Author(s): Wenjun Lu; Raed Lubbad; Sveinung Loset; Knut Hoyland
Linked Author(s): Knut Hoyland
Keywords: No Keywords
Abstract: The ice wedge bending problem is important to study the ice-sloping structure interactions. A lot of experiments, analytical and numerical solutions have been pursuit in the past decades to study ice wedge bending related problems (e. g. beam tests, ice bearing capacity experiments, etc. ). Nowadays, due to the advancement in computational mechanics, various numerical methods are at our disposal to simulate this process into detail according to certain material failure theory, e. g. the cohesive zone method. This paper tested four available numerical methods combined with the cohesive zone method in simulating this ice wedge bending scenario. These different numerical approaches include the traditional finite element method with element erosion technique, the cohesive element method (CEM), the discrete element method (DEM) with cohesive contacts and the extended finite element method (XFEM). Based on the simulations, it is found that all methods can reproduce the bending failure mode but the results are meshdependent due to the presence of material softening. Further information (e. g. strain rate effects) is needed for a more detailed material constitutive model so as to get a unique solution (i. e. mesh-independence).

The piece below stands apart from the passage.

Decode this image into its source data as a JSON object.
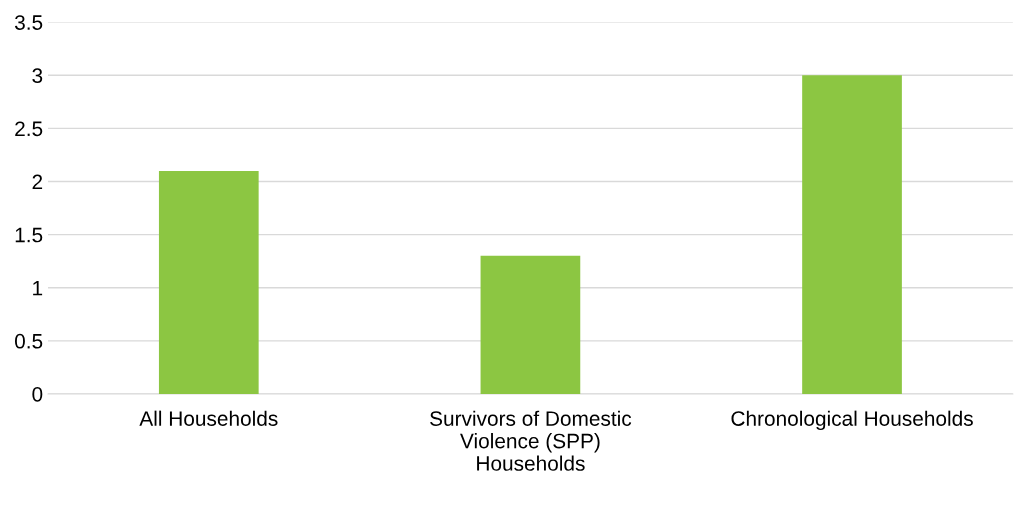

Apart from that, among all these numerical methods, the element erosion technique turns out to be the most efficient method; CEM is capable of capturing a stabilized ice breaking load but the whole structure appears to be softened with increasing cohesive element density; DEM with cohesive contact alleviate us from the structural softening problem, but it is too computationally expensive that only limited simulations and conclusions are made on it; XFEM is still at its early stage of development, so lots of disadvantages still remains in the market available implementations. However, it is shown in this study, different from those discrete fracture approaches (CEM and DEM), that the crack propagation is free from the mesh bounding thus making this method very promising in the future.
Year: 2012